In order to get the most out of all the machines in its test area, Melexis wanted to find out if a cobot could support the operators to load test handlers.


Melexis, based in Ypres in Belgium, manufactures intelligent microelectronics (chips) for the automobile industry and also for industrial applications. Virtually all the major car manufacturers around the world put their trust in Melexis’s ICs (integrated circuits) for the safety, efficiency and comfort of the occupants and goods travelling in their vehicles. 

 

The company runs a large testing department at its premises in West Flanders for the ICs it designs. The ICs arrive at the test area in tubes. The tubes have to be manually placed in the test handlers, after which the machine tests them one by one. The accepted and rejected ICs are separated from each other and placed back inside tubes that then have to be manually removed from the machine by the operator. The test area contains a large number of test machines and some of the systems carry out the tests faster than the operator is able to keep up with, resulting in some of the test handlers regularly lying idle.

 

In order to reduce time pressure on the operators and allow all the machines to run at full capacity testing ICs, Melexis wanted to find out whether a cobot could insert the tubes filled with ICs into the machines. The cobots would in turn be filled by the operators. This would all take place within a specific timescale.

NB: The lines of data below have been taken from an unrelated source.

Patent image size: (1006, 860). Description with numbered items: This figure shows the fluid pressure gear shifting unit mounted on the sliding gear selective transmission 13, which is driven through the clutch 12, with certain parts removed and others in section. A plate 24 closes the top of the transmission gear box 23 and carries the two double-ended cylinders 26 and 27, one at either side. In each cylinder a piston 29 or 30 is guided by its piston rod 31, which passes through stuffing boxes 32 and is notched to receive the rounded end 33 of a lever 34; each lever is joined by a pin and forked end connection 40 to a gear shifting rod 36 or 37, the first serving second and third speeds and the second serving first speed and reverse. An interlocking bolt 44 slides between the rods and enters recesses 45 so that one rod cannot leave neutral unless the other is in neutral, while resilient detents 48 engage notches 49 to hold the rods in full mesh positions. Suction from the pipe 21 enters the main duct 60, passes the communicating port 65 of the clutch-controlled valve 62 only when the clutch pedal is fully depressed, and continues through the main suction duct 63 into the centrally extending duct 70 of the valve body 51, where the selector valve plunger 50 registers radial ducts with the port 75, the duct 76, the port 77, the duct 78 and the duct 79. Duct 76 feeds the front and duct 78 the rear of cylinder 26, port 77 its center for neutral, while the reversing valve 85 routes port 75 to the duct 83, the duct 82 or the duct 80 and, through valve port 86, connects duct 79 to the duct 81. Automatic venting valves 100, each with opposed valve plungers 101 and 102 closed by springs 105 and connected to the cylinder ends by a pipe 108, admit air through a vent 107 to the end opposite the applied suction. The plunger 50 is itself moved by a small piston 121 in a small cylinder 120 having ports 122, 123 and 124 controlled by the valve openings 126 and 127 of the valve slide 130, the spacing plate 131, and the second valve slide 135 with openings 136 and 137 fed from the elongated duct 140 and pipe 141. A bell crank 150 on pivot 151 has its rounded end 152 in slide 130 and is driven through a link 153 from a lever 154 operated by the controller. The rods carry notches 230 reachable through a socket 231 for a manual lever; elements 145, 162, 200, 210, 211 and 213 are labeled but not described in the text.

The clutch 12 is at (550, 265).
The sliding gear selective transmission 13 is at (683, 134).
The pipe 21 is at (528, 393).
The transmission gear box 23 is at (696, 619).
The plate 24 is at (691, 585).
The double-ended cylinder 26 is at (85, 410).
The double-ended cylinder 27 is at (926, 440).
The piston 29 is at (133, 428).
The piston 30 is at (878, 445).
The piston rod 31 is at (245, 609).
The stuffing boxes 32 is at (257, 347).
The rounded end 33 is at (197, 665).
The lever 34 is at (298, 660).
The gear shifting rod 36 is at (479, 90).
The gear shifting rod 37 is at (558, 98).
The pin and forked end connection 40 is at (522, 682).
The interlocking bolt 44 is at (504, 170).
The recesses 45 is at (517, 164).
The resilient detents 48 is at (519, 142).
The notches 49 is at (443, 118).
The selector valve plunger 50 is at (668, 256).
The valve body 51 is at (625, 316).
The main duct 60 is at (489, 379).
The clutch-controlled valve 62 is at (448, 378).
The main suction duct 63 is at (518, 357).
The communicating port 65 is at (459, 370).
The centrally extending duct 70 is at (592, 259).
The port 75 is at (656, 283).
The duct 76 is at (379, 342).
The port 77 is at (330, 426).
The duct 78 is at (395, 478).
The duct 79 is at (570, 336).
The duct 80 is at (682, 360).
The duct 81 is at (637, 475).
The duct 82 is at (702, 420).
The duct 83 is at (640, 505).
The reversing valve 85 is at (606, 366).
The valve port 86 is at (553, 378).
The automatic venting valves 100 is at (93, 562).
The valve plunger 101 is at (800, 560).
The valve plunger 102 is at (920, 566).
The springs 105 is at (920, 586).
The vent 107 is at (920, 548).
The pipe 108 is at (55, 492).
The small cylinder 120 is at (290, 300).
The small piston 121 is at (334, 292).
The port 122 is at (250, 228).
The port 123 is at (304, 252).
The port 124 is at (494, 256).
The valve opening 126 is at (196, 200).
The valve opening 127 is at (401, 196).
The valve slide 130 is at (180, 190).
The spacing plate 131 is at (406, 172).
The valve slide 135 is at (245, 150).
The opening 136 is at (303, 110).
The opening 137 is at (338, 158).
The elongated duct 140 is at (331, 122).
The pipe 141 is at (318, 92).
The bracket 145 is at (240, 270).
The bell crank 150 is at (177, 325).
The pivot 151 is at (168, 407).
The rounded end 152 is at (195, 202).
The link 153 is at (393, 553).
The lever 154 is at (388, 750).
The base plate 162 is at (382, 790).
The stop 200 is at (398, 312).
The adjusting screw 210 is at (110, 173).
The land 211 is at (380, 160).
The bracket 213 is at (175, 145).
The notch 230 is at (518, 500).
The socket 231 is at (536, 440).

Promising first experience

Melexis allowed Sirris to carry out tests. The tests were then carried out with a test handler in the lab at Diepenbeek. A robot was selected based on the selection criteria. The UR10 cobot emerged as the ideal machine for carrying out the task, thanks to its reach. An appropriate gripper was selected in view of the care that must be taken with the tubes. The test demonstrated that it was possible to load and unload the tubes into and from the machine within the time allowed. The number of interventions required by the operator could therefore be reduced by deploying a cobot.

 

For Melexis the feasibility study was not just their first experience with cobots, but it also formed the basis for building up knowledge so that from now on the company is going to be able to identify opportunities presented by cobots.